Use of independent low positive and negative controls, along with the manufacturer’s recommended quality control practices, will help laboratorians become more familiar with, and hopefully more confident in, novel coronavirus antibody tests, and ultimately help lab personnel detect errors.


  1. Figures 1A and 1B are reprinted with permission from the Clinical and Laboratory Standards Insitute from: CLSI. User protocol for evaluation of qualitative test performance; approved guideline—second edition. CLSI document EP12-A2. Wayne, PA: Clinical and Laboratory Standards Institute; 2008.

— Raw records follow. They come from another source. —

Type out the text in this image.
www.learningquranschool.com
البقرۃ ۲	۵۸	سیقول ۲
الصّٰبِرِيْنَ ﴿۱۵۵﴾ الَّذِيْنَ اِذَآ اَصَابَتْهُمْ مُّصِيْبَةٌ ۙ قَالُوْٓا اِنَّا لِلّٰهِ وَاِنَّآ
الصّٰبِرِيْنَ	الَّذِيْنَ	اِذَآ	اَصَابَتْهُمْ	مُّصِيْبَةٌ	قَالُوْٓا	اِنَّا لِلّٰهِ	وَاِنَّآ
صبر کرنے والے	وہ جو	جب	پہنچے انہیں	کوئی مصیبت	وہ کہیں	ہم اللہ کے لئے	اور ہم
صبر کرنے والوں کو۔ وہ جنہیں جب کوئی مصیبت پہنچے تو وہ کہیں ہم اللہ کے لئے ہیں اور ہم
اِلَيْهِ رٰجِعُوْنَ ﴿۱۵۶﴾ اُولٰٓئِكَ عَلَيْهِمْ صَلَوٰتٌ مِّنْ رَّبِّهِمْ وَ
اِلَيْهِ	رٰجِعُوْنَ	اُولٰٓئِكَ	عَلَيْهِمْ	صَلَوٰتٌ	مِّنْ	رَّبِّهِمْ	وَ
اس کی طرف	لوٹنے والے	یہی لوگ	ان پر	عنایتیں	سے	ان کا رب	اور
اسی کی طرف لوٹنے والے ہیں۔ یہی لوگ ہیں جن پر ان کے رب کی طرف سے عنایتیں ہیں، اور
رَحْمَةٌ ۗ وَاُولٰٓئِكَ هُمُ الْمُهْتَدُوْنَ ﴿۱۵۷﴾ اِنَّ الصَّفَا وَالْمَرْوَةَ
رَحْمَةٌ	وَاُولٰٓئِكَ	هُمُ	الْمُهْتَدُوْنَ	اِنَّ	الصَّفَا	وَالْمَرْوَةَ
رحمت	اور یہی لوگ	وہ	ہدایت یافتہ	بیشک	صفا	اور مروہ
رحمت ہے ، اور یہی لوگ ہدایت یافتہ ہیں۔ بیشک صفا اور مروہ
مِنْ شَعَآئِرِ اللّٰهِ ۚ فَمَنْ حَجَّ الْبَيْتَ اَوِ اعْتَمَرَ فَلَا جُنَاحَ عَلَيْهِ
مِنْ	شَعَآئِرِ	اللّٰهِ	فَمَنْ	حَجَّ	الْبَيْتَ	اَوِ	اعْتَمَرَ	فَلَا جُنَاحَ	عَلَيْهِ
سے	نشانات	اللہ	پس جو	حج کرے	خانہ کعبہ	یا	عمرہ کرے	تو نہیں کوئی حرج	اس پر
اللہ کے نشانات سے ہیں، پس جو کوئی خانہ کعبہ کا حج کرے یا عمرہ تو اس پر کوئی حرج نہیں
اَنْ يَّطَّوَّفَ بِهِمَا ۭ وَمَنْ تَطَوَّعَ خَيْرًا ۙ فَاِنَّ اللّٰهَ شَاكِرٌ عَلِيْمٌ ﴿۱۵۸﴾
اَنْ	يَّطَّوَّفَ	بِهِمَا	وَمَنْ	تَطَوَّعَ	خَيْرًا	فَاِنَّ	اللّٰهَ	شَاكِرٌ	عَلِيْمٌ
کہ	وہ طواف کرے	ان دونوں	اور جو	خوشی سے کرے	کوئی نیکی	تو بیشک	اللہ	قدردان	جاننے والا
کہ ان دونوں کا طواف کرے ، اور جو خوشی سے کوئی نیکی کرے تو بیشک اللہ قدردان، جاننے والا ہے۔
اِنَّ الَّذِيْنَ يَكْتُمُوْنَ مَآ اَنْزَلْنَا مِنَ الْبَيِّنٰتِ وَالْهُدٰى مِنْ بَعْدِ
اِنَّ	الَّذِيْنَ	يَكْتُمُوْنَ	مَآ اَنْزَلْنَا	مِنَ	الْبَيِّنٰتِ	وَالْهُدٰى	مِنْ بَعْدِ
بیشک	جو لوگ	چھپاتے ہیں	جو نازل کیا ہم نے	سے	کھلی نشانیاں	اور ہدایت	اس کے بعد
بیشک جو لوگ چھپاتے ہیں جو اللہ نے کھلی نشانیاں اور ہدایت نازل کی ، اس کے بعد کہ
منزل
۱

  2. Public Health England. Quality assurance in the diagnostic virology and serology laboratory. In: Standards Unit Microbiology Services. Colindale, UK: Public Health England, 2015
  3. NRL. Accessed July 31, 2020.
  4. Dimech W, Vincini G, Cabuang L, Wieringa M. Does a change in quality control results influence the sensitivity of an anti-HCV test? Clin Chem Lab Med 2020 Jul 28; 58(8): 1372-1380, doi: 10.1515/cclm-2020-0031.
  5. Interim guidelines for COVID-19 antibody testing in clinical and public health settings. Centers for Disease Control and Prevention (CDC). Accessed May 27, 2020.